Sergio Luciano, Milano Finanza 20/03/2014, 20 marzo 2014
CHE COSA SPIEGA L’USCITA DEGLI ALEOTTI DA MPS
«Debitori di riferimento», li chiamava con sottile e perfida ironia un banchiere di alto lignaggio come Sergio Siglienti, già amministratore delegato e poi presidente della Comit, un apostata nella nidiata di Enrico Cuccia. Alludeva ai tanti imprenditori che, nei decenni, il Grande Vecchio di Mediobanca aveva protetto e pilotato - ultimo tra essi, Ligresti - affinché, in cambio, investissero parte dei denari ricevuti in prestito dagli istituti della galassia di via Filodrammatici in quote azionarie di quegli stessi istituti, a sostegno del management delle banche che il geniale banchiere controllava.
Non è questo il caso del cospicuo investimento fatto dalla famiglia Aleotti nel Monte dei Paschi di Siena, che l’aveva portata, pochi mesi prima dell’inizio della crisi da cui ormai l’istituto sta uscendo, a comprare fino al 4% del capitale, collocandosi come secondo azionista alle spalle della Fondazione.

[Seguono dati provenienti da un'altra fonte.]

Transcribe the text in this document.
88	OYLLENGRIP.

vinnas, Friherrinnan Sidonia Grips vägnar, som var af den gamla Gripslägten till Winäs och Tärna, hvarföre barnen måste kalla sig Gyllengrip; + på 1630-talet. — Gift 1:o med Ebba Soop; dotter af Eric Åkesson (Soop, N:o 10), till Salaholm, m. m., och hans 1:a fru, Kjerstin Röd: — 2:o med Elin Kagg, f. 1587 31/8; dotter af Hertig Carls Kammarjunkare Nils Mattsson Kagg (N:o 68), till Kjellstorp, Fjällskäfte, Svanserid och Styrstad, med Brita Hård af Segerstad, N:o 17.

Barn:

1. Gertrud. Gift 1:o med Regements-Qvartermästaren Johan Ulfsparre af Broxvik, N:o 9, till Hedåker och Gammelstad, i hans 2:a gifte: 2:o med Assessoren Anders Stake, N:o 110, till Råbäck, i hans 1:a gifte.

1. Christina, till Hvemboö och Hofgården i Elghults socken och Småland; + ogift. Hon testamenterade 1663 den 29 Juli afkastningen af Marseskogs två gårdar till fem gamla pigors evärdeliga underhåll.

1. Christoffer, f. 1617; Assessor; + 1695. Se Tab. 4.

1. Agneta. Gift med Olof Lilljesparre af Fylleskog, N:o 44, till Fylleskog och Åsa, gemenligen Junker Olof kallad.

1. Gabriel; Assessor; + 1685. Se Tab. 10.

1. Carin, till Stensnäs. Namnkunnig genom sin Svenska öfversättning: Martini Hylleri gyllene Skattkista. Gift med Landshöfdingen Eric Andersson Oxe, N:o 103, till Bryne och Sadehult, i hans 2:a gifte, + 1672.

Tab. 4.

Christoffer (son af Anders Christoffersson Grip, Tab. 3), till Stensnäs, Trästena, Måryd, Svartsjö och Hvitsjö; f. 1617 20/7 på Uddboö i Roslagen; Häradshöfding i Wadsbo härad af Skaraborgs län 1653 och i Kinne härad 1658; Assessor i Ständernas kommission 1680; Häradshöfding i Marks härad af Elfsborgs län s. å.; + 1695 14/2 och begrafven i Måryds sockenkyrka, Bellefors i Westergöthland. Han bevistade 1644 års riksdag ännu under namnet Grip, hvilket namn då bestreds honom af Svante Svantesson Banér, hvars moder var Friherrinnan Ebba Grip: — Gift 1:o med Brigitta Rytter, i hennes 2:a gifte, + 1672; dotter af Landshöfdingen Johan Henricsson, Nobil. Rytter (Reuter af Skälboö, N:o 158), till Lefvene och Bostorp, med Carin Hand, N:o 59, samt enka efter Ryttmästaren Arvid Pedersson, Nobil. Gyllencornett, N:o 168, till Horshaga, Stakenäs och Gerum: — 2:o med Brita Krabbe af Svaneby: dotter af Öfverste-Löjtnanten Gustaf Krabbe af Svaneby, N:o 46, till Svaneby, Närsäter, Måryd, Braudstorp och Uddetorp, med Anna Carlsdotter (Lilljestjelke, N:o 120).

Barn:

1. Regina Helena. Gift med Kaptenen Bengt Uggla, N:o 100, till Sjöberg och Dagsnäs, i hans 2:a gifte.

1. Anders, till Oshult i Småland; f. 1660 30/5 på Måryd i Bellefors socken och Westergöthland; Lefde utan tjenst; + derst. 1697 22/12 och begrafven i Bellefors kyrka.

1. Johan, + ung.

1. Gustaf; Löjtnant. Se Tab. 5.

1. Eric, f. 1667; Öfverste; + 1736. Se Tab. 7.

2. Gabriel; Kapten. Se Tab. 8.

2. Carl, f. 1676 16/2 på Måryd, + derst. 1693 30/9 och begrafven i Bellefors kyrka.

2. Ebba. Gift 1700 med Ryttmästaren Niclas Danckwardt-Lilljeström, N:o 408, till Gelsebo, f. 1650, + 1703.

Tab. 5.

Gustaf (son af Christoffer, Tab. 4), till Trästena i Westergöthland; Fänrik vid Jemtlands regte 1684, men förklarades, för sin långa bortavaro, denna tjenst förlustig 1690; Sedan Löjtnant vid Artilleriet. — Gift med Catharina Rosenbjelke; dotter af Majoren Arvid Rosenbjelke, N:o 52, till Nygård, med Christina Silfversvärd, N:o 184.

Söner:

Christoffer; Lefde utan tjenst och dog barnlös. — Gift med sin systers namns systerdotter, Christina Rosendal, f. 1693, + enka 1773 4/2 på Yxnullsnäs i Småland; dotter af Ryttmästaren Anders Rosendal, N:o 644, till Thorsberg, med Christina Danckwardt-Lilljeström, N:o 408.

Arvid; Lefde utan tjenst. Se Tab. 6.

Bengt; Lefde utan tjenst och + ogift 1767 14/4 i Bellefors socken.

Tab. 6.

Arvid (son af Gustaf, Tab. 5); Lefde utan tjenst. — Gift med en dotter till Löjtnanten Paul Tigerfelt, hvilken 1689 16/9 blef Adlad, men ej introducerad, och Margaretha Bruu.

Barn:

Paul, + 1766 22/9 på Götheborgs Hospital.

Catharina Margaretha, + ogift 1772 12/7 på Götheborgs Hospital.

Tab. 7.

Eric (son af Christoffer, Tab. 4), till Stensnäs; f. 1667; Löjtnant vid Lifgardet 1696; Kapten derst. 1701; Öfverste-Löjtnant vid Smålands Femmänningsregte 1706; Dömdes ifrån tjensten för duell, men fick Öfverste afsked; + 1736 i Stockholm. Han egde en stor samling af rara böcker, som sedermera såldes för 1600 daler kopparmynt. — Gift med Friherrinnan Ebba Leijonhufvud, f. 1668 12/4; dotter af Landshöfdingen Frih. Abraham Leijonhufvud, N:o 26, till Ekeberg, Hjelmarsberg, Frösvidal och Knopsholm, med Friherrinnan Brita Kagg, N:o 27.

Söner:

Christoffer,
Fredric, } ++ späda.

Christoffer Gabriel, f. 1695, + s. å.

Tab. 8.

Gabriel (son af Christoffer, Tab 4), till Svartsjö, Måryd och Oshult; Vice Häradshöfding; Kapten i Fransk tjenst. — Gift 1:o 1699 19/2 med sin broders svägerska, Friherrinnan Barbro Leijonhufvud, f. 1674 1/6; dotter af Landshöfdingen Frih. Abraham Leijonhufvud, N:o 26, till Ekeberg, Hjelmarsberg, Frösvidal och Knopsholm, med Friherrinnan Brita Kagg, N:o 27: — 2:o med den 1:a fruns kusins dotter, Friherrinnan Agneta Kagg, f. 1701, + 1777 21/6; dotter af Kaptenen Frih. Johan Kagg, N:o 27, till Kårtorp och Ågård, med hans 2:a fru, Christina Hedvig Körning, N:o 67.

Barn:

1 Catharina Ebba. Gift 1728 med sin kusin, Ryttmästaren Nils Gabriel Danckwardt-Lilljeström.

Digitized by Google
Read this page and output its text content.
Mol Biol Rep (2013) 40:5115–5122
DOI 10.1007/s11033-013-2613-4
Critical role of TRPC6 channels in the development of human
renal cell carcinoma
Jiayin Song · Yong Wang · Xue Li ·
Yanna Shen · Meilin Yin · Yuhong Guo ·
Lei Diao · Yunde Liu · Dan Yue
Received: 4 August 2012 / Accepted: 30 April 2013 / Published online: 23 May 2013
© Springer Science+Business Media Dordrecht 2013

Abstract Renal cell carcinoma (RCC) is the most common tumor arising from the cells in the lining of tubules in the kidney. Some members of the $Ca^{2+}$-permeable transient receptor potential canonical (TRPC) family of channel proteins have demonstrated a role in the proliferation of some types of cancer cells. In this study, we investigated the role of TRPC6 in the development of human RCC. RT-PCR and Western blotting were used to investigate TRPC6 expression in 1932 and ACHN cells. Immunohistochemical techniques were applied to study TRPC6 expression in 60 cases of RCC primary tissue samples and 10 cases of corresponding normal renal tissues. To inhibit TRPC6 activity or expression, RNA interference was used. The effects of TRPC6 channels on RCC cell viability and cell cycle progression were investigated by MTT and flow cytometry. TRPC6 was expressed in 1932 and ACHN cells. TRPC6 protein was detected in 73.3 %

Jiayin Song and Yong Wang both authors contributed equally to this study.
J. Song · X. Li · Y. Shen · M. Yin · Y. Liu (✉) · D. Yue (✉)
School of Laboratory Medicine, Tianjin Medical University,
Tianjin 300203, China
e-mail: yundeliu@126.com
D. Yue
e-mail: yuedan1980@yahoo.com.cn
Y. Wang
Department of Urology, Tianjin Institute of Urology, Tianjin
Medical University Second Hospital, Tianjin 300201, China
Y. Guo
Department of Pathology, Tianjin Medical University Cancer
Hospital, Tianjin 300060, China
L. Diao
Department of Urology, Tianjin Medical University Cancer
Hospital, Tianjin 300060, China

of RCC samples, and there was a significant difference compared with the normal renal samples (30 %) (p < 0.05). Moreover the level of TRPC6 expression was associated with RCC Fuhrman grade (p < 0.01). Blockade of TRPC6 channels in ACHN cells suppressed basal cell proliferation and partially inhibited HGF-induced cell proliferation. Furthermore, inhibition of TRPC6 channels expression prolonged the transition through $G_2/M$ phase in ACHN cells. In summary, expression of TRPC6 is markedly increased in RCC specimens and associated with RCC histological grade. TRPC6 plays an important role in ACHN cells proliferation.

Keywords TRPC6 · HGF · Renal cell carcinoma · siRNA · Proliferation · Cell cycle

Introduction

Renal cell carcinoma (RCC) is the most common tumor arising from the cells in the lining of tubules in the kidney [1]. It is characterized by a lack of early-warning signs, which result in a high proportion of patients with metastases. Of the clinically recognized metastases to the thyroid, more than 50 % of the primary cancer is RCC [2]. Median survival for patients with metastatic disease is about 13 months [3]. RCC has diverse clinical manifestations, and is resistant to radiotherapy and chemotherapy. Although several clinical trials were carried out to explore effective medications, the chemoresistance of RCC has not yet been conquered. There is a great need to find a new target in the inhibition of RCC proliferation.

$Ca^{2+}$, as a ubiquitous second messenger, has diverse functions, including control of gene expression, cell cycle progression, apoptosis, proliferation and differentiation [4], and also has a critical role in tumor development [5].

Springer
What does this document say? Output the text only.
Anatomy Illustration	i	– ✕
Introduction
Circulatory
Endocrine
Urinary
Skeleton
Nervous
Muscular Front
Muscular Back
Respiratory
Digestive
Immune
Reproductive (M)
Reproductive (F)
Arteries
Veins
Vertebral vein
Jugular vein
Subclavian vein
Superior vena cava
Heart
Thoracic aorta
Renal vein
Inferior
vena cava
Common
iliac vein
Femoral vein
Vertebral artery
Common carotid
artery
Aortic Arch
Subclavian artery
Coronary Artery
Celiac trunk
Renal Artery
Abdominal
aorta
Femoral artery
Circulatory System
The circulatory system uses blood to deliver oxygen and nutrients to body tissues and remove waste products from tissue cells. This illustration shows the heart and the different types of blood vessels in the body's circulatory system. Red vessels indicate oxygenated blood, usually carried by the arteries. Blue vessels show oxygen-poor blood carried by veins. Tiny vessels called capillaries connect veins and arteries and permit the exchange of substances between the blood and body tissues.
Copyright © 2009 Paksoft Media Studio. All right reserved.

Gli Aleotti avevano investito denari propri in una banca che era sempre stata vicina al loro gruppo e nel cui futuro credevano. Ci hanno rimesso non poco, e ne sono in gran parte usciti per non dover investirci altri soldi.
Ora il mercato si aspetta che nell’azionariato del Monte entrino investitori istituzionali stranieri. Già, stranieri. Perché di italiani adatti alla bisogna non ce ne sono quasi. E infatti non sono e non possono essere considerati investitori istituzionali - per definizione - le persone fisiche, gli imprenditori. Investitori poco o nulla istituzionali, appunto, che hanno interessi a breve termine e non di rado confliggenti con quelli delle società cui partecipano.
In Italia mancano all’appello i fondi pensione, nati tardi e rimasti piccoli, oltre che fieramente diffidenti (diversamente dai colossi americani) nei confronti degli investimenti nell’azionario. Mancano all’appello le fondazioni di origine bancaria, che si sono sfiancate in molti casi per conservare il controllo degli istituti a esse conferite. In Italia sono piccoli o assenti i fondi di private-equity, e non a caso di questa categoria vediamo affacciarsi in Piazza Affari solo qualche campione straniero, Blackstone per fare un esempio.
Se si esamina l’azionariato istituzionale presente nelle grandi società globali italiane - Eni, Enel, Generali, Fiat, Unicredit, Intesa e poche altre - si contano solo nomi stranieri. Forse non è tardi per porre rimedio a questa grave lacuna, incentivando la crescita dei nostri fondi pensione e di private equity. In assenza di ciò, il nostro capitalismo è condannato al nanismo. Un buon tema, per una prossima riforma del governo del Fare, oltre al rincaro della tassazione delle rendite finanziarie.